Judge sanctions BigLaw firm for missing deadline to turn over discovery materials in Baylor litigation
Pepper Hamilton will have to pay reasonable expenses and attorney fees incurred by its opponent in a discovery dispute as a sanction for a missed deadline to turn over materials and other discovery foot-dragging.
U.S. District Judge Robert Pitman imposed the sanction in a suit filed by 15 plaintiffs who contend that Baylor University mishandled their sexual assault complaints, report the Legal Intelligencer, the Waco Tribune-Herald, the Houston Chronicle and the Philadelphia Inquirer.
Pitman said in his June 21 order that he was imposing the sanction “with clear conviction and without hesitancy.”
Pepper Hamilton isn’t a party to the Title IX lawsuit filed by the women, the law firm pointed out in a statement. But it did conduct a private investigation into Baylor’s handling of sexual assault allegations. Pepper Hamilton concluded in 2016 that there was a “fundamental failure” in the school’s handling of students’ sexual assault allegations against football players.
The plaintiffs sought records in connection with Pepper Hamilton’s investigation.
Pitman said in a June 7 order that Pepper Hamilton failed to comply with a plaintiffs’ subpoena since 2017, failed to file a timely motion to quash the subpoena, failed to respond to the plaintiffs’ 2018 motion to compel, violated a court order to file objections by March 15, and failed to comply with an April 11 deadline to turn over the materials. Pitman incorporated the June 7 order in his June 21 sanctions order.
Pitman said Pepper Hamilton offered no new explanation at a June 17 hearing for failing to comply with the plaintiffs’ subpoena and related court order. But Pitman did say a Pepper Hamilton attorney responded to questions about whether the firm had ever prepared a final or written report on its investigation.
The plaintiffs had sought access to the report. Pitman wanted Pepper Hamilton to explain references to a report in emails and billing records. The Pepper Hamilton lawyer said the references concerned “internal attorney work product.”
In his order, Pitman said if plaintiffs still had concerns about the issue, “they may raise that with the court.”
Pitman ordered Pepper Hamilton to hand over discovery materials to a third-party discovery vendor by July 10. Baylor will then be allowed to assert attorney-client and work-product privilege for some of the materials.
Pepper Hamilton told the Legal Intelligencer in a statement that it would comply with the court’s order.

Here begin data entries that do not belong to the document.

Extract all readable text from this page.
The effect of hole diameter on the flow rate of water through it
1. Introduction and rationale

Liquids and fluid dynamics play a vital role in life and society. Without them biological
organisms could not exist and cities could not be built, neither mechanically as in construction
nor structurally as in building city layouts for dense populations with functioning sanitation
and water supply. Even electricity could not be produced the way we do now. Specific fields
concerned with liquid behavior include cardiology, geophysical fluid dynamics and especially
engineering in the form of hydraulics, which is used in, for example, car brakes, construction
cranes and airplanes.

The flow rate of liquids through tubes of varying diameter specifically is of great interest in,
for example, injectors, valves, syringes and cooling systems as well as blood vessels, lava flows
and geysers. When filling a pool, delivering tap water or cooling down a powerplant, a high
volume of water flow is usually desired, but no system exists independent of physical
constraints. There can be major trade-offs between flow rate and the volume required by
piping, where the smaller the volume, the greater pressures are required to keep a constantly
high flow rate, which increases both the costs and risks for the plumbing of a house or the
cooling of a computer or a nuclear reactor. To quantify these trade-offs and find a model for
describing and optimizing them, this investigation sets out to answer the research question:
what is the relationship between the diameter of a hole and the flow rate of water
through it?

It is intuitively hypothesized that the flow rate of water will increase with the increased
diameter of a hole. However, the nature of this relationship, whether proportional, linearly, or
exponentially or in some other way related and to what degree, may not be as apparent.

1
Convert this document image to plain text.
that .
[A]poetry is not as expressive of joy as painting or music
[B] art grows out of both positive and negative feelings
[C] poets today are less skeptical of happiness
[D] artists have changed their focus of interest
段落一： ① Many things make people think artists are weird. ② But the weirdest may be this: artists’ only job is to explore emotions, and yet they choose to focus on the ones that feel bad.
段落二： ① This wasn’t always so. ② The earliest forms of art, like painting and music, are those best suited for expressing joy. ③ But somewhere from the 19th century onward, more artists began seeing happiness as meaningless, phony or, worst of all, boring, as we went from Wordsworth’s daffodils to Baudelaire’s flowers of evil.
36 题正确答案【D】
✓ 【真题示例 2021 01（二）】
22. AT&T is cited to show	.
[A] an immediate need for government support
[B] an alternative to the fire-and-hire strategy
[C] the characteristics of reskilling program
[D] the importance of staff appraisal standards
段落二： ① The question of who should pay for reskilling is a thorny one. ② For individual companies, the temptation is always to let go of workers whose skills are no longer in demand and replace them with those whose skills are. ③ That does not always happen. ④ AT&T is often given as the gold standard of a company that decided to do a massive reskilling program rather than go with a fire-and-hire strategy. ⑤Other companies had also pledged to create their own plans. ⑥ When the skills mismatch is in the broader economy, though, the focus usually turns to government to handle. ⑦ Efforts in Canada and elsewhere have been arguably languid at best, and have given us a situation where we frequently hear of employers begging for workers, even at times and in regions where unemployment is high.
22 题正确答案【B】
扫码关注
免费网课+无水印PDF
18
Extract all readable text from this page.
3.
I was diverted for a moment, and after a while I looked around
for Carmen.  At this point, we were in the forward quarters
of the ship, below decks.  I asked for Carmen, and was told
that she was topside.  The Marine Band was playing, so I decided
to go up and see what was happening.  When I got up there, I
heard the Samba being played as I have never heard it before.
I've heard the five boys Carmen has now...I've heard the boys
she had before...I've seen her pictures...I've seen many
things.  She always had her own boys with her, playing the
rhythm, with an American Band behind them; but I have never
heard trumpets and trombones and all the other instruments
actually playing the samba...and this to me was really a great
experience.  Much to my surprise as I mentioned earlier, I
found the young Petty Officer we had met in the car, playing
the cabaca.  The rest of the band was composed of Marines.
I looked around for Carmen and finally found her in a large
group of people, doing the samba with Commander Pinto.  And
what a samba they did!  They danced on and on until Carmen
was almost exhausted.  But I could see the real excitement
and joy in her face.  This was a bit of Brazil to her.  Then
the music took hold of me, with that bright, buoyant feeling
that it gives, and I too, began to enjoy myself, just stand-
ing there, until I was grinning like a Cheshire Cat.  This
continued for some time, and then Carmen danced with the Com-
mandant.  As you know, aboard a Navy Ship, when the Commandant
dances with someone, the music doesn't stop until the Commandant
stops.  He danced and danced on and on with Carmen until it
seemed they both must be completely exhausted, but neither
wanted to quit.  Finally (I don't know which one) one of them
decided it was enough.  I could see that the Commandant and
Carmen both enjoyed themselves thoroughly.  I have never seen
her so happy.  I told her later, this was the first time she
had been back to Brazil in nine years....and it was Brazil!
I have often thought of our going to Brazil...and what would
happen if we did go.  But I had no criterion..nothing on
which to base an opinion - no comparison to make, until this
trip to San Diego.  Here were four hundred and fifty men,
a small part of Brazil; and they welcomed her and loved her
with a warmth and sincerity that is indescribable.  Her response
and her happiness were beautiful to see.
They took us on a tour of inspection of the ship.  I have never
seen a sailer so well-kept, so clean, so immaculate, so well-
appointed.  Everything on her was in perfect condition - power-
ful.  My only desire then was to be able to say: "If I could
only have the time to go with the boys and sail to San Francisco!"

“As a nonparty to this litigation, we believe we have fulfilled our legal and ethical obligations in transferring all files related to Baylor matters to Cozen O’Connor when Gina Maisto Smith and Leslie Gomez, the senior investigators on the Baylor matter in question, changed firms more than two years ago, as well as in our subsequent responses to requests to produce any files in Pepper’s possession,” the firm’s statement said.